Circles 2

can anyone help answers these?

1) $r=5units$

Let's see why:

First rearrange the terms to make it easier to work with:

$x^2-12x+y^2+6y=-20$

I have grouped the x- and y-containing terms together. Now, we must use a method called completing the square. In a quadratic term, the equation is ax^2+bx+c=0. In the above equation, however, there is no c-term. To find the missing c-term, do (b/2)^2.

$x^2-12x+(\frac{b_1}{2})^2+y^2+6y+(\frac{b_2}{2})^2=-20+(\frac{b_1}{2})^2+(\frac{b_2}{2})^2$  Remember, whatever you do to one side, you must do to the other.

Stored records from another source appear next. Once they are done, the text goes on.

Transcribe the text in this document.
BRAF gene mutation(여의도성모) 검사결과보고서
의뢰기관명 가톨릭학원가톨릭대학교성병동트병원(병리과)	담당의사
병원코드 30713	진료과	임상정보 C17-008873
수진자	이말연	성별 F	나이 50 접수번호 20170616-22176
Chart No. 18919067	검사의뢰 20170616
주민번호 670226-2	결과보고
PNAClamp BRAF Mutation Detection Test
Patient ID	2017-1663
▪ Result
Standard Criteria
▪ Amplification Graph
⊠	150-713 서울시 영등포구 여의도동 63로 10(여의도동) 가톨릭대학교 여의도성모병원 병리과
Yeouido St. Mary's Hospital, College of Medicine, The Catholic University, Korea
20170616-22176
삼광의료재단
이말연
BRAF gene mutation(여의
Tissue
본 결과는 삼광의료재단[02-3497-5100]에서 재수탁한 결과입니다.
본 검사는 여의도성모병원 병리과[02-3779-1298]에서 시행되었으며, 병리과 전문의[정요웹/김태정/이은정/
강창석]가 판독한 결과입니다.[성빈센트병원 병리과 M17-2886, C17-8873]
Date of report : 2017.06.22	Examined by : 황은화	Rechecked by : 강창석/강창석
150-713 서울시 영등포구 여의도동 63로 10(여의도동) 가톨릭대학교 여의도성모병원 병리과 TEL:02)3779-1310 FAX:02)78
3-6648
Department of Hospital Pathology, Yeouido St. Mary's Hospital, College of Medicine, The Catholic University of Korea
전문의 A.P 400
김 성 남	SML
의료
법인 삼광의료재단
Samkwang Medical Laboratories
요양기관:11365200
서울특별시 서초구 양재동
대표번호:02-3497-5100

$x^2-12x+(\frac{-12}{2})^2+y^2+6y+(\frac{6}{2})^2=-20+(\frac{-12}{2})^2+(\frac{6}{2})^2$ Substituting the values 

$x^2-12x+36+y^2+6y+9=-20+36+9$

$x^2-12x+36+y^2+6y+9=25$

Okay, we have manipulating the equation so that the number on the right side of the equation is the r^2, You need not go further with the simplification of this problem as it is only asking for the radius length. We have enough information for this

$r^2=25$

$r=5units$Of course, include units in the final answer.

2) $C=(1,3).$

Here's why:

Just like the previous problem, I will rearrange the terms, so the equation ios easier to handle:

$x^2-2x+y^2-6y=-1$

We will use the same process as the previous problem: 

$x^2-2x+(\frac{b_1}{2})^2+y^2-6y+(\frac{b_1}{2})^2=-1+(\frac{b_1}{2})^2+(\frac{b_2}{2})^2$

$x^2-2x+(\frac{-2}{2})^2+y^2-6y+(\frac{-6}{2})^2=-1+(\frac{-2}{2})^2+(\frac{-6}{2})^2$

$x^2-2x+1+y^2-6y+9=-1+1+9$

$x^2-2x+1+y^2-6y+9=9$

In this case, the problem is asking for the center of the circle. The standard form for a circle is (x – h)² + (y – k)² = r²

, where (h,k) is the center of the circle. However, we still need to manipulate the equation further. :Luckily, x^2+2x+1 and y^2-6y+9 are both perfect square trinomials, which means that they can be represented as (x+(b/2))^2 and (y+(b/2))^2.

$(x+\frac{b_1}{2})^2+(y+\frac{b_2}{2})^2=9$The number that goes for b is always the b coefficient in quadratics. 

$(x+\frac{-2}{2})^2+(y+\frac{-6}{2})^2=9$Substituting

$(x-1)^2+(y-3)^2=9$Finally, after all this work, we have gotten to the standard equation of a circle. 

$-1=-h$,so $h=1$.

$-3=-k$,so $k=3$.

The center of a cricle is always $(h,k)$,so the center, or C, is (1,3).